La situation économique en Serbie est difficile, mais le pays n'est pas menacé d'effondrement financier, comme dans le cas de la Grèce et d'autres pays touchés par la crise de la dette, estiment d'un commun accord les analystes économiques. Il est donc très important que le nouveau gouvernement présente sans délai un ensemble de mesures qui permettraient de résoudre les problèmes les plus pressants. Alors que des opinions différentes à ce sujet peuvent être entendues dans les milieux professionnels, la majorité convient que la priorité revient au financement du déficit budgétaire. Plus de détails dans le régulière Chronique économique internationale, signée Biljana Blanusa.
Les plus gros problèmes auxquels la Serbie se voit confrontée sont le déficit budgétaire et la dette publique croissante, le manque de liquidité de l'économie et le taux de chômage élevé. Selon le gouvernement serbe, le déficit budgétaire sera d'ici la fin de l'année plus élevé que prévu d'environ 350 millions d'euros. La raison en est l'afflux réduit des fonds dans le budget de l'Etat en raison de la croissance économique plus faible que prévu. Comme on peut souvent entendre dire dans le public que l'augmentation du déficit budgétaire est la conséquence de dépenses incontrôlées, le ministère des Finances a annoncé que dans les six premiers mois de cette année, du montant total de dépenses prévu a été réduit de la moitié. Compte tenu du fait que quand il s'agit de la croissance économique, les pronostics sont mauvais pour la période à venir aussi pas, on peut s'attendre à un écart grandissant entre les revenus et les dépenses dans le budget. Par conséquent, la chose la plus importante en ce moment est de trouver comment réduire le déficit de la caisse de l'Etat, et ce sera la première tâche du nouveau gouvernement. Le Conseil fiscal estime que des économies dans le budget sont possibles au moyen de la réduction des coûts dans de nombreux secteurs, mais que cela ne suffit pas, et que pour cette raison, des mesures extrêmes sont proposées, telles le gel des salaires du secteur public et des pensions. Cette solution, cependant, a été rejetée à l'avance, car elle est inacceptable pour certains des partis qui constitueront le nouveau Cabinet. L'alternative est un nouvel endettement, ce qui soulève à son tour la question de l'augmentation de la dette publique, qui a déjà dépassé la limite établie par la loi.

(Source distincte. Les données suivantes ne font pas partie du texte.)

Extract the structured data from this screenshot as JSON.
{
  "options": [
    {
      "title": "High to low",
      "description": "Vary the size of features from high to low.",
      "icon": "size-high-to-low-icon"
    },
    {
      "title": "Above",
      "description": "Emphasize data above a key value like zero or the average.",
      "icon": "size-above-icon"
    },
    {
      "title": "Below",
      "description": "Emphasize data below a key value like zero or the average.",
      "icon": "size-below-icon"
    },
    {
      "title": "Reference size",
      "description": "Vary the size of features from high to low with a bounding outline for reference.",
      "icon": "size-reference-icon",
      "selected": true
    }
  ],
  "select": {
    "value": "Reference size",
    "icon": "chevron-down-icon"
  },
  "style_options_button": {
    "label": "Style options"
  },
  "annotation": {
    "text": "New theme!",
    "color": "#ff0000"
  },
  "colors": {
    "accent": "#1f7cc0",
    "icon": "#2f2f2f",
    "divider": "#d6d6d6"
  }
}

Selon le membre du Conseil fiscal Vladimir Vuckovic, la prudence est nécessaire dans l'élaboration de nouveaux programmes économiques. Il a averti du danger que pourraient porter les idées qui peuvent être entendues des représentants de certains partis politiques sur la résolution des problèmes les plus difficiles. Peut-être les motifs sont bons, mais pas toutes les solutions ne mènent à la réalisation de l'objectif principal – l'augmentation de la croissance économique et de l'embauche. Selon M. Vuckovic, cela est particulièrement vrai en ce qui concerne l'intervention étatique dans la sphère monétaire, l'idée d'utiliser les réserves pour les investissements, ainsi que des emprunts supplémentaires, une référence à la quantité pouvant aller jusqu'à 10 milliards d'euros. Bien qu'à première vue, cela semble être une solution acceptable, les conséquences en peuvent être désastreuses et se manifester sous la forme d'une inflation élevée, d'une forte dépréciation du dinar et de l'explosion de la dette extérieure totale, ce qui ne ferait que compliquer la situation économique déjà difficile.
La Banque nationale de Serbie avertit elle aussi qu'il faut être prudent au sujet de la nouvelle dette, le niveau de la dette publique ayant déjà dépassé la limite autorisée par la loi, ce qui nécessite un puissant ajustement dans lz cadre de la politique fiscale. Bien que la cote de crédit de la Serbie ait dans la période précédente, cela pourrait changer, le meilleur exemple à cela étant les pays de l'UE qui ont sombré dans la crise de la dette. Par conséquent, les analystes économiques avertissent qu'une nouvelle augmentation de la dette publique pourrait être très coûteuse et qu'il faut garder cela à l'esprit en adoptant la politique économique pour la période à venir.